Canadian Forestry Accreditation Board


about CFAB

elements of accreditation
accredited programs
academic standards

The Canadian Forestry Accreditation Board (CFAB) was established in 1989 by the then five provincial professional foresters/forest engineers associations and the Canadian Institute of Forestry (the member agencies) with the support of the Association of University Forestry Schools of Canada (AUFSC). Professional associations in Saskatchewan, Nova Scotia and Newfoundland and Labrador have since been formed and have joined the CFAB as member agencies.

The Board accredits Canadian forestry programs at the baccalaureate level and higher as a service to its member agencies. This process ensures that accredited programs meet or exceed common educational standards acceptable for professional forester certification in British Columbia, Alberta, Saskatchewan, Ontario, Quebec, New Brunswick, Nova Scotia, and Newfoundland and Labrador.

The Board applies the terms, conditions and requirements of its Policy Statement and the Academic Standards agreed to by the member agencies in the undertaking of its responsibility. Accreditation applies to an individual program that leads to a forestry-related degree. The CFAB does not accredit departments, faculties or universities, nor does it review programs outside Canada. At present, ten Baccalaureate level and two Master's level forestry programs in Canada enjoy accredited status.

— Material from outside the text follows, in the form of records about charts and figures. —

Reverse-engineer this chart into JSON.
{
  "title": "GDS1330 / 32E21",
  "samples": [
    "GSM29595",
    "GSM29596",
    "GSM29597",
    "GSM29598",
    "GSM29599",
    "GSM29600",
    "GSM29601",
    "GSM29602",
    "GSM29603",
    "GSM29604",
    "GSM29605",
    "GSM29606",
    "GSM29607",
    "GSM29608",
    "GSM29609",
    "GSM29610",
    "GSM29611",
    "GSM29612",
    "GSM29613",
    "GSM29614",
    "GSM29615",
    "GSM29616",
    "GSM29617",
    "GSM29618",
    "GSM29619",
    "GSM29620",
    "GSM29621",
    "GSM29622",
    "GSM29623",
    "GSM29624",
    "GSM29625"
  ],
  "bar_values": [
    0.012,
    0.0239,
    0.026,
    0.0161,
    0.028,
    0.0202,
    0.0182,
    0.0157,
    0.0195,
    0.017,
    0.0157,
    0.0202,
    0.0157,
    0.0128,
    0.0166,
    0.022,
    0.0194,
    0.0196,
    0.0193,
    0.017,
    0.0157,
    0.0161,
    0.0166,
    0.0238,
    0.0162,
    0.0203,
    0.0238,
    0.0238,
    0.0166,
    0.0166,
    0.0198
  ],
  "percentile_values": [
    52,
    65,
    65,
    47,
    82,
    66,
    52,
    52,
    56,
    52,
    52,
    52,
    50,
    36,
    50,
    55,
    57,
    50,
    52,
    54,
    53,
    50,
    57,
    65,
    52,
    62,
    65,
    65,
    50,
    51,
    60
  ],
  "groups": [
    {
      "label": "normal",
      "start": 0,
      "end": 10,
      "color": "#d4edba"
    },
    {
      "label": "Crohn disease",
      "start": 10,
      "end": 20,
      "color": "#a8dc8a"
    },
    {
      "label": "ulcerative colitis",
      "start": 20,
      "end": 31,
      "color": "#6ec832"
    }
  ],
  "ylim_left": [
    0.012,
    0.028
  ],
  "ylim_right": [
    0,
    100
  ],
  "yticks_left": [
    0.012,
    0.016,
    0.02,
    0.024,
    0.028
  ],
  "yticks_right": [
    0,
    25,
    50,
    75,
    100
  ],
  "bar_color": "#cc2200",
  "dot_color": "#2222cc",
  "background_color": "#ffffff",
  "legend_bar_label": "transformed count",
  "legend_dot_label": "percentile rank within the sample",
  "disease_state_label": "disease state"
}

Accreditation of a program is achieved through an on-site visit to the university faculty by a team of forestry professionals drawn from a range of disciplines and segments of the forestry sector. The visit is undertaken with the mutual consent of the faculty housing the program to be evaluated. The faculty contributes significantly to the process through the development of extensive documentation in advance of the visit and through the making of arrangements for the site visit team to meet with university officials, faculty members, undergraduates and graduates.

The academic curriculum is thoroughly reviewed. Learning facilities, physical plant, educational environment, faculty experience and qualifications, student/graduate skills and competencies, competency assessment procedures, and program stability and support within and outside the university are all considered during the visit. The findings of the site visit team are recorded in a report which is considered and deliberated by the Board leading to an accreditation decision.

Programs may be accredited for a maximum of six years. Accreditation for shorter periods may be granted if there are shortcomings against the requirements of the Accreditation Standards in the academic program or in other aspects of the educational environment. Accreditation may be rejected if critical academic shortcomings exist.

The Board publishes an announcement of each accreditation granted. It publishes also an annual report and a listing of the university forestry programs currently accredited in Canada under this national accreditation process. The Board is a member of the Canadian Federation of Professional Foresters Associations and of the Association of Accrediting Agencies of Canada.